Öte yandan Recep İvedik köyden kente göçen Kemal Sunal veya İlyas Salman’ların çocuğudur. Kemal Sunal filmlerinde, kentte tutunması zor “loser” göçmen, sıra dışı olaylar veya komik tesadüfler neticesinde bir şekilde yırtıyor ve bu durum milyonlarca göçmen için de umut oluyordu. Nihayetinde bu nesil, gerçek hayatta da boş arazilere kondurduğu gecekondu sayesinde köyde sağlayamayacağı bir hayat standardına kavuştu.
Ancak ikibinlerin İstanbul’unda durum değişik. Artık basit spakülatif hareketlerle yırtmak mümkün değil. Kaderine razı olmayanlar mafya bağlantılı “organize” işlere girecek, kalanlar da ya okuyacak, ya da asgari ücrete evlere pizza taşıyacak.
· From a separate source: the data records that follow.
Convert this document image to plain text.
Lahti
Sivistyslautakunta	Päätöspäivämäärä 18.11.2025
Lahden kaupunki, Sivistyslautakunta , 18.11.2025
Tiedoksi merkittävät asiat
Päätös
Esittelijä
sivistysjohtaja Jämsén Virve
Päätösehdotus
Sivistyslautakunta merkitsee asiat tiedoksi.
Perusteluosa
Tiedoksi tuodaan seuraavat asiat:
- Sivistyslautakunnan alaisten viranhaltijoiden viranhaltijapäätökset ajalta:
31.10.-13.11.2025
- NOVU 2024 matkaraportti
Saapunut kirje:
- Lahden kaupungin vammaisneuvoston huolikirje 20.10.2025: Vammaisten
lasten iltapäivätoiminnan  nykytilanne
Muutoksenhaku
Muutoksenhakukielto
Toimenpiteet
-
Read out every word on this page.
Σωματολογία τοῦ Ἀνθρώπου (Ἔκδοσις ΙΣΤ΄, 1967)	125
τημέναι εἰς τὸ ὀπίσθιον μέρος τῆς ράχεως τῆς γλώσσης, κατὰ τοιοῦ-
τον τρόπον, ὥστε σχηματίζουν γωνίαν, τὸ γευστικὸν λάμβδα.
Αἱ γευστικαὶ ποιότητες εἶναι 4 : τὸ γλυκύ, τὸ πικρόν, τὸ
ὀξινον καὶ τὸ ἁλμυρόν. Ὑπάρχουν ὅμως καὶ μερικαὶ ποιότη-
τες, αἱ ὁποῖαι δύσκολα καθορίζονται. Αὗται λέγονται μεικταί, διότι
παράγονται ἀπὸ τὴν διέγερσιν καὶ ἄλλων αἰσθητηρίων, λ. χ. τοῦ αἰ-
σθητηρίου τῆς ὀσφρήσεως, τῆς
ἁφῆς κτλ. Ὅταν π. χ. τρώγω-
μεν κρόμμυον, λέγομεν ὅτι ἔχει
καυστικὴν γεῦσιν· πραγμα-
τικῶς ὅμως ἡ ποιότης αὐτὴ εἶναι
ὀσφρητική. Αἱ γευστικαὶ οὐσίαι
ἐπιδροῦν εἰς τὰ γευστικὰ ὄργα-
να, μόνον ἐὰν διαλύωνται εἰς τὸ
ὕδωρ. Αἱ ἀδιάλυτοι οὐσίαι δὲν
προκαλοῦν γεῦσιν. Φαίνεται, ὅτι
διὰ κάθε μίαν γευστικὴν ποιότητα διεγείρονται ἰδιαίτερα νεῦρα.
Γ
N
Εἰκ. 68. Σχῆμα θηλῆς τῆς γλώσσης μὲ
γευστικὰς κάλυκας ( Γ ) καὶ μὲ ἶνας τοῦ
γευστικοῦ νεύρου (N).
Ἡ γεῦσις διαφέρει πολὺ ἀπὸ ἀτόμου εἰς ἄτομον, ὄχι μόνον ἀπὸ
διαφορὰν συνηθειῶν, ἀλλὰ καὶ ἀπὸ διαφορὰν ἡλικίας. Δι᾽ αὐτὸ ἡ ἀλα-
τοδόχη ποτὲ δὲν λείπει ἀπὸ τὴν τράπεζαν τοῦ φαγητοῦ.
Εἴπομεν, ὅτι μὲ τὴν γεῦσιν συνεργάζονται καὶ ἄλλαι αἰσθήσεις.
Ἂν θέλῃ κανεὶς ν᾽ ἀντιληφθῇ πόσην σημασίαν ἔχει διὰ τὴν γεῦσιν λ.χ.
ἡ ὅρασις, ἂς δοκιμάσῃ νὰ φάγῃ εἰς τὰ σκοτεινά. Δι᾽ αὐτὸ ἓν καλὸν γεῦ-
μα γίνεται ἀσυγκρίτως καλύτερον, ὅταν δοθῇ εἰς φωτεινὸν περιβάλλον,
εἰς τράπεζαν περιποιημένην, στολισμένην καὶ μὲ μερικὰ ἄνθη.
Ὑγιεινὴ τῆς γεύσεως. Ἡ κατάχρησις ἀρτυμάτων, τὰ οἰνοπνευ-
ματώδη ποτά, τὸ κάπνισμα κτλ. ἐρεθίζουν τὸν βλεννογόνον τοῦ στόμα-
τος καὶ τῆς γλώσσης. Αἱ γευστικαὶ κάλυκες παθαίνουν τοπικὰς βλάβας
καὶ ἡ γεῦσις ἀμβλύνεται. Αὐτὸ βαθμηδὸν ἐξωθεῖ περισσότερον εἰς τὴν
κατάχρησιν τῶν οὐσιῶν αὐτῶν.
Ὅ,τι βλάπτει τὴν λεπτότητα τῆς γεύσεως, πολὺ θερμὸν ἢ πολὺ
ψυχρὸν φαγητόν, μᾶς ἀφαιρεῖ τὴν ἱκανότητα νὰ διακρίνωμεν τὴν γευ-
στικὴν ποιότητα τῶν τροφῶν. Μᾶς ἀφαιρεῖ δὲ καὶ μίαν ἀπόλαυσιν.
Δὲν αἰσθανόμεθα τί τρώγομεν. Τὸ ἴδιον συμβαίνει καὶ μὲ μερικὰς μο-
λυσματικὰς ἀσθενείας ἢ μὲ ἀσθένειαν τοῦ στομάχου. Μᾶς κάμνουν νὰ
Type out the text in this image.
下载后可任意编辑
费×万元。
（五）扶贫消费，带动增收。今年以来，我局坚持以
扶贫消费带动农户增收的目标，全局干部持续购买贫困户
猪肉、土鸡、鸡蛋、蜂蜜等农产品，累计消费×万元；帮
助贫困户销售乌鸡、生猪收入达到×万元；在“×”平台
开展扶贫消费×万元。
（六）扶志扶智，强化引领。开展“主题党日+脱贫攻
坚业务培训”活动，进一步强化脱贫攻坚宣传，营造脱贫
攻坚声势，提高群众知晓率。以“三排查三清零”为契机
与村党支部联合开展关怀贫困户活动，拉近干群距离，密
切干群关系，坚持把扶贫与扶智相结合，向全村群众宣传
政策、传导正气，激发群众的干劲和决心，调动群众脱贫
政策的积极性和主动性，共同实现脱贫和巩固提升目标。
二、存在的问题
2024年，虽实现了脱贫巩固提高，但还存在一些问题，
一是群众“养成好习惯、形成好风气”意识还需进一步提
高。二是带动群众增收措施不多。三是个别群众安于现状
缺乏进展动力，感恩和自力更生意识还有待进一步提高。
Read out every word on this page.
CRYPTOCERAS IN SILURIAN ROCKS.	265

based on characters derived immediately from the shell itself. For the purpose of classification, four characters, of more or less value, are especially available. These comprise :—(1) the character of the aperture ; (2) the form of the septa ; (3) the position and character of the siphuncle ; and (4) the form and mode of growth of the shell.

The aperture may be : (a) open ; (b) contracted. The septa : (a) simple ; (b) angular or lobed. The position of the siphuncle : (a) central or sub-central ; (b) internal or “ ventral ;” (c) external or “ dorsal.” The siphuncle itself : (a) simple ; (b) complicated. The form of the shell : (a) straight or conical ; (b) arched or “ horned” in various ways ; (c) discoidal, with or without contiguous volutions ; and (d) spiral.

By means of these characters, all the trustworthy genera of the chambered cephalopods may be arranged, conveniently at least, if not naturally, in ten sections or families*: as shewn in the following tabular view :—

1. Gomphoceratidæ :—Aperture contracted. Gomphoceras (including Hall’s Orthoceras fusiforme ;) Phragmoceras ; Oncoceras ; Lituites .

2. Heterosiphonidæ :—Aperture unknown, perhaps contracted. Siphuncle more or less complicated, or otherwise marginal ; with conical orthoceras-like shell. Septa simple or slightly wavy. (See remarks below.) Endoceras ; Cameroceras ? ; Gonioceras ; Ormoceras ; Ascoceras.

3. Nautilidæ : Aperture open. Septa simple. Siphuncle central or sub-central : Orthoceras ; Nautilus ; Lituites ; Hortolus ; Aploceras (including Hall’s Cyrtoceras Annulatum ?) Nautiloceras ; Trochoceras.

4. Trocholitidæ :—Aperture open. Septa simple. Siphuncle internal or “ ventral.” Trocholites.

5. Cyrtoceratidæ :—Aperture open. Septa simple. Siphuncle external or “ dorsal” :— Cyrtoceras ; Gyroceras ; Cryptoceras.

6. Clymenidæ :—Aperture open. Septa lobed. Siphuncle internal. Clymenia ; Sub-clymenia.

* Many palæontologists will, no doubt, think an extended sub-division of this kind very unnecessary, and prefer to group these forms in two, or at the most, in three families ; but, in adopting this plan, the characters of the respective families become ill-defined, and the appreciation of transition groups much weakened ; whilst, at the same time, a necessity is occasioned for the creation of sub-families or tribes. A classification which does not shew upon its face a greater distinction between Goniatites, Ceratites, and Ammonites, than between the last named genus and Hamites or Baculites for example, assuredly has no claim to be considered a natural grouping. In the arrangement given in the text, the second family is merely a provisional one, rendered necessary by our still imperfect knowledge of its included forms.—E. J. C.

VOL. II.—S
Günümüzün karakterleri Şaban veya Bilo değil, Mükremin Çıtır veya Recep İvedik gibi hep kaybetmeye mahkum tipler.
Tabii ki bu yırtamama durumu insanda sinir yapıyor. Recepler babalarından farklı olarak asabi ve agresif yetişiyor. Tepkileri de çoğunlukla batıcı aydınlara. Recep İvedik fularlı, askılı ve uzun saçlı psikolog ile üniversite hocalarına, yoga/karate hocalarına, neredeyse tüm beyaz Türklere ayarı veriyor. Bunu yaparken de satır arasında “biz de biliyoruz bir şeyler” mesajlarını sıralıyor. Bir senaryosu dahi olmayan üçüncü filminde sinopsis, tretman, kadraj laflarını doğru anlamda kullanıyor. Tüm Sex and the City yıldızlarının adını sayıyor, İngilizce askeri motivasyon konuşması yapıyor. Home Office, Room Mate, Egosantrik lafları edip Turan taktiği anlatıyor, Tabu oynuyor…
Bu da Cem-Şahan tartışmasına pazarlamacı bakışı. Daha doğrusu, Marx okumuş pazarlamacı bakışı. İkisi bir araya geldiklerinde ortaya çağdaş bir Hacivat – Karagöz hikayesi çıkar mı yoksa günümüzde sınıflar arasında o kadar hoşgörü kalmadı mı? Bilemiyorum. O beni aşar.